陈建斌、董勇、我,我们仨的年纪,和戏里几个角色年纪相当。虽然我们不是警察,但说“危机”,我们肯定也是有的。早20年前我们基本上都演些帅小伙,演男主角对吧?忽然大概有五六年,演的全是孩子的爹啊,谁的师父啊,你就意识到,自己还真是上年纪了。

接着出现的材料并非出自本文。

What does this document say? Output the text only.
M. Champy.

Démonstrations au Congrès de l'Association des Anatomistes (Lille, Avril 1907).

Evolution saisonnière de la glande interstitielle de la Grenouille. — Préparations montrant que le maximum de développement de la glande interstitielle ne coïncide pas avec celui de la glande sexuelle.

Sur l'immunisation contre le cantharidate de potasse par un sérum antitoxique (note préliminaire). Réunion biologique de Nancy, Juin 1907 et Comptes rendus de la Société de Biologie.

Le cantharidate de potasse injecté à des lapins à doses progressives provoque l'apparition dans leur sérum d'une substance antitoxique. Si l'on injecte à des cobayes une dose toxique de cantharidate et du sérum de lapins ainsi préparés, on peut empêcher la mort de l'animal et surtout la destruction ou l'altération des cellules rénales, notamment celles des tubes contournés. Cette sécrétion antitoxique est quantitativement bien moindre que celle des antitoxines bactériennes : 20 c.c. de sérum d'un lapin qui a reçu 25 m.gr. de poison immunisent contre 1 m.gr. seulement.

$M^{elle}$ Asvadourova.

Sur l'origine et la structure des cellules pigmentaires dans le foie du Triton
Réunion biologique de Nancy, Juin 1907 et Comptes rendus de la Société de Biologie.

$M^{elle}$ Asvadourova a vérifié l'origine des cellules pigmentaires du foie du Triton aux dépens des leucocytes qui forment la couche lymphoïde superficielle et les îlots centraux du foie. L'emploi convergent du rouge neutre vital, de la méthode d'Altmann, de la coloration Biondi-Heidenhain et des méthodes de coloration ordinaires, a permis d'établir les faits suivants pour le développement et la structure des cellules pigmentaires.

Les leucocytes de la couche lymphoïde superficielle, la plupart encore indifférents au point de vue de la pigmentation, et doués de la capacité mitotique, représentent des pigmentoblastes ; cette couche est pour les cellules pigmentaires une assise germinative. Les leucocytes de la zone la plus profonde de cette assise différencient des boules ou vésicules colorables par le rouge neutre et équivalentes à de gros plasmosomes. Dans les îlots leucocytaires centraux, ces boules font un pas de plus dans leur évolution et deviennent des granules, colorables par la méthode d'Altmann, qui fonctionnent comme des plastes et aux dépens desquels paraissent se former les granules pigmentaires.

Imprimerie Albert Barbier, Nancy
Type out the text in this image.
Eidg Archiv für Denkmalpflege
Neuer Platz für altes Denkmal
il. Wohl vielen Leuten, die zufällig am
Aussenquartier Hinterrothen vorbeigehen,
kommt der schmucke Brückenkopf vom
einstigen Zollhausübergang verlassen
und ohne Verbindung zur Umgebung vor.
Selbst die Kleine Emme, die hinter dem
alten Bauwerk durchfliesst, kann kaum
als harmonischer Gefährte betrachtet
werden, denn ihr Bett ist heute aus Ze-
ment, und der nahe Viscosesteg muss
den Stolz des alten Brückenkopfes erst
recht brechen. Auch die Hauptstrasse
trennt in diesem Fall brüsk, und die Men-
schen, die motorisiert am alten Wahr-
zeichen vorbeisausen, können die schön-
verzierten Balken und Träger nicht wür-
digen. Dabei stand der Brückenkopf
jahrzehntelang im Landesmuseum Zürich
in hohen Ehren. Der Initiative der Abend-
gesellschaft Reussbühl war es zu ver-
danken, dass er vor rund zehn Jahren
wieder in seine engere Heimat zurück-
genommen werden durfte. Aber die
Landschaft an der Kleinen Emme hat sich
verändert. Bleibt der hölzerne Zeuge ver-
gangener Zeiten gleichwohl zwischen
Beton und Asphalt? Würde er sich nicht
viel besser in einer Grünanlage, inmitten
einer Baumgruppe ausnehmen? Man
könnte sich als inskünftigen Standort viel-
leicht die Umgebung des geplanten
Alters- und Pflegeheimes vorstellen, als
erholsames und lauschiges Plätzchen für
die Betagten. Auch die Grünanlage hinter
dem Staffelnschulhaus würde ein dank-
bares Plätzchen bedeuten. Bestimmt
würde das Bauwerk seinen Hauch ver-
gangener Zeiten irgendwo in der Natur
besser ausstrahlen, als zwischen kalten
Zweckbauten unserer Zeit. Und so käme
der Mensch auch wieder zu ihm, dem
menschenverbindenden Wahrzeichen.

拍这剧那会儿,我们仨经常在一块聊天,陈建斌说他在家都没啥地位,媳妇说去哪旅游就去哪旅游,他只负责订票。董勇也是一模一样的,我也没差。我们啊,每年大量时间都在外面拍戏,在家时间少,本来就挺亏欠家里的,媳妇说个啥咱就听不完了吗?这恰恰是我们到了这年纪以后,对人生的一种反馈。 在《三叉戟》中,我们赋予了人物类似的特点,通过我们表演,让观众看到这三个人在家好像都非常软弱,其实不是,那是一种生活的智慧,同样我们把它弄得再可爱一点,于是才会出现陈建斌躺在陶虹怀里求安慰。我们想让观众知道:这三个人不是硬汉。他们在外面办案是那么有力那么硬的警察,回到家里又是这么柔软这么需要老婆疼爱的小老头,他们性格的丰富性就有了。

我觉得和老警察在岁月中积累经验和技术一样,演员随着年龄,随着对人生的体会越来越深,一定会把对人生的体会放到表演中去。最好的表演老师是生活,当你的阅历越来越丰富,你就知道该怎么演不该怎么演了。

我是不太随着潮流改变的一个人。首先从我演员的身份来说,我还是以现实主义题材为主的,我不太会去弄点什么玄幻剧,拍一拍什么的。有些玄幻的戏,拍得是很好,但不适合我们演。 那些年轻小孩,形象也很漂亮,他往那一站,衣服飘起来了,小雨就过来了,特别帅特别美。然后这个山头跟另外一个山头的人对话,俩山头隔着四五公里远吧,他轻描淡写地说话,但对方就是也能听见。我觉得该有这类作品出现,该百花齐放。但你要让我去演的话,我一定会问导演:我这个词就这么平静地说,还是要喊着说,因为对方跟我有四五公里远啊。可能这就是我落伍的地方了。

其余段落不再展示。